The social sciences offer powerful tools for making sense of the world in which we live. For policy makers, they provide guidance, in the form of study results, for making our world work better. In this edition, two feature articles examine major contemporary issues through the lens of social science theory and research.
First, our cover story on “Getting Preschool Right,” written by journalist Melinda Wenner Moyer, sounds the alarm on some unfortunate trends in early childhood education. Between 2002 and 2012 the proportion of American four-year-olds attending preschool doubled. This should be a good thing—especially for kids coming from families stretched too thin economically to provide much enrichment at home. But the expansion has been done on the cheap, with low-quality programs, canned curricula and grossly unprepared teachers. In addition, pressure to perform on standardized tests in primary school has backed up into the pre-K classroom, leading to worksheets and teacher-driven instruction that are a poor match for the developing four-year-old mind. Research shows we should be doing the opposite, writes Wenner Moyer in the story. Young kids learn best, she says, “through guided—or ‘scaffolded’—play and hands-on, child-led activities, which can help them learn concepts more deeply.”
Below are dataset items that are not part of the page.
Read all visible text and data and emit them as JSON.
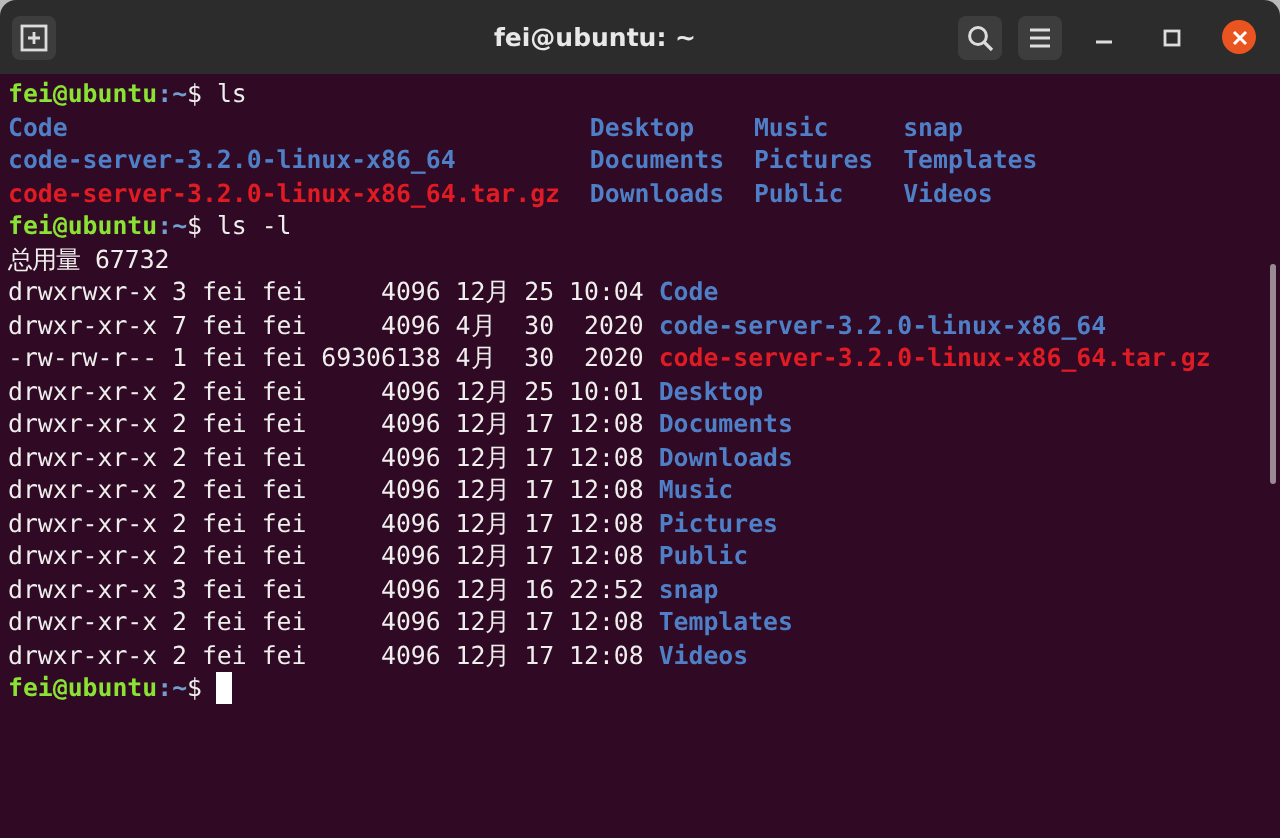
{
  "window": {
    "title": "fei@ubuntu: ~"
  },
  "terminal": [
    {
      "kind": "prompt",
      "user": "fei@ubuntu",
      "path": ":~",
      "symbol": "$",
      "command": "ls"
    },
    {
      "kind": "grid",
      "rows": [
        [
          {
            "text": "Code",
            "kind": "dir"
          },
          {
            "text": "Desktop",
            "kind": "dir"
          },
          {
            "text": "Music",
            "kind": "dir"
          },
          {
            "text": "snap",
            "kind": "dir"
          }
        ],
        [
          {
            "text": "code-server-3.2.0-linux-x86_64",
            "kind": "dir"
          },
          {
            "text": "Documents",
            "kind": "dir"
          },
          {
            "text": "Pictures",
            "kind": "dir"
          },
          {
            "text": "Templates",
            "kind": "dir"
          }
        ],
        [
          {
            "text": "code-server-3.2.0-linux-x86_64.tar.gz",
            "kind": "archive"
          },
          {
            "text": "Downloads",
            "kind": "dir"
          },
          {
            "text": "Public",
            "kind": "dir"
          },
          {
            "text": "Videos",
            "kind": "dir"
          }
        ]
      ]
    },
    {
      "kind": "prompt",
      "user": "fei@ubuntu",
      "path": ":~",
      "symbol": "$",
      "command": "ls -l"
    },
    {
      "kind": "text",
      "text": "总用量 67732"
    },
    {
      "kind": "entry",
      "info": "drwxrwxr-x 3 fei fei     4096 12月 25 10:04",
      "name": {
        "text": "Code",
        "kind": "dir"
      }
    },
    {
      "kind": "entry",
      "info": "drwxr-xr-x 7 fei fei     4096 4月  30  2020",
      "name": {
        "text": "code-server-3.2.0-linux-x86_64",
        "kind": "dir"
      }
    },
    {
      "kind": "entry",
      "info": "-rw-rw-r-- 1 fei fei 69306138 4月  30  2020",
      "name": {
        "text": "code-server-3.2.0-linux-x86_64.tar.gz",
        "kind": "archive"
      }
    },
    {
      "kind": "entry",
      "info": "drwxr-xr-x 2 fei fei     4096 12月 25 10:01",
      "name": {
        "text": "Desktop",
        "kind": "dir"
      }
    },
    {
      "kind": "entry",
      "info": "drwxr-xr-x 2 fei fei     4096 12月 17 12:08",
      "name": {
        "text": "Documents",
        "kind": "dir"
      }
    },
    {
      "kind": "entry",
      "info": "drwxr-xr-x 2 fei fei     4096 12月 17 12:08",
      "name": {
        "text": "Downloads",
        "kind": "dir"
      }
    },
    {
      "kind": "entry",
      "info": "drwxr-xr-x 2 fei fei     4096 12月 17 12:08",
      "name": {
        "text": "Music",
        "kind": "dir"
      }
    },
    {
      "kind": "entry",
      "info": "drwxr-xr-x 2 fei fei     4096 12月 17 12:08",
      "name": {
        "text": "Pictures",
        "kind": "dir"
      }
    },
    {
      "kind": "entry",
      "info": "drwxr-xr-x 2 fei fei     4096 12月 17 12:08",
      "name": {
        "text": "Public",
        "kind": "dir"
      }
    },
    {
      "kind": "entry",
      "info": "drwxr-xr-x 3 fei fei     4096 12月 16 22:52",
      "name": {
        "text": "snap",
        "kind": "dir"
      }
    },
    {
      "kind": "entry",
      "info": "drwxr-xr-x 2 fei fei     4096 12月 17 12:08",
      "name": {
        "text": "Templates",
        "kind": "dir"
      }
    },
    {
      "kind": "entry",
      "info": "drwxr-xr-x 2 fei fei     4096 12月 17 12:08",
      "name": {
        "text": "Videos",
        "kind": "dir"
      }
    },
    {
      "kind": "prompt",
      "user": "fei@ubuntu",
      "path": ":~",
      "symbol": "$",
      "cursor": true
    }
  ]
}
In “How Trump Won,” Stephen D. Reicher and S. Alexander Haslam—both members of our board of advisers—analyze the messaging and group psychology dynamics that helped bring Donald Trump to the White House. They deconstruct his carefully staged rallies and explain how they reinforced both a “politics of hope” among his supporters and a sense of us versus them vis-à-vis traditional power elites. Trump, they write in the article, presented himself as a prototypical American—a regular guy, despite his billions, whose plain language and sometimes crude or violent imagery were reviled by critics but, to his fans, marked him as someone who could buck the system and bring change.
This issue also includes two articles by top neuroscientists. In “The Footprints of Consciousness,” advisory board member Christof Koch walks us through science's centuries-old search for the locus of consciousness in the brain, including his own modern-day quest. Suzana Herculano-Houzel of Vanderbilt University gives a delightful account of her “brain soup” method of counting neurons in the noggins of dozens of species and the surprising light it sheds on our own “remarkable (but not extraordinary)” human equipment.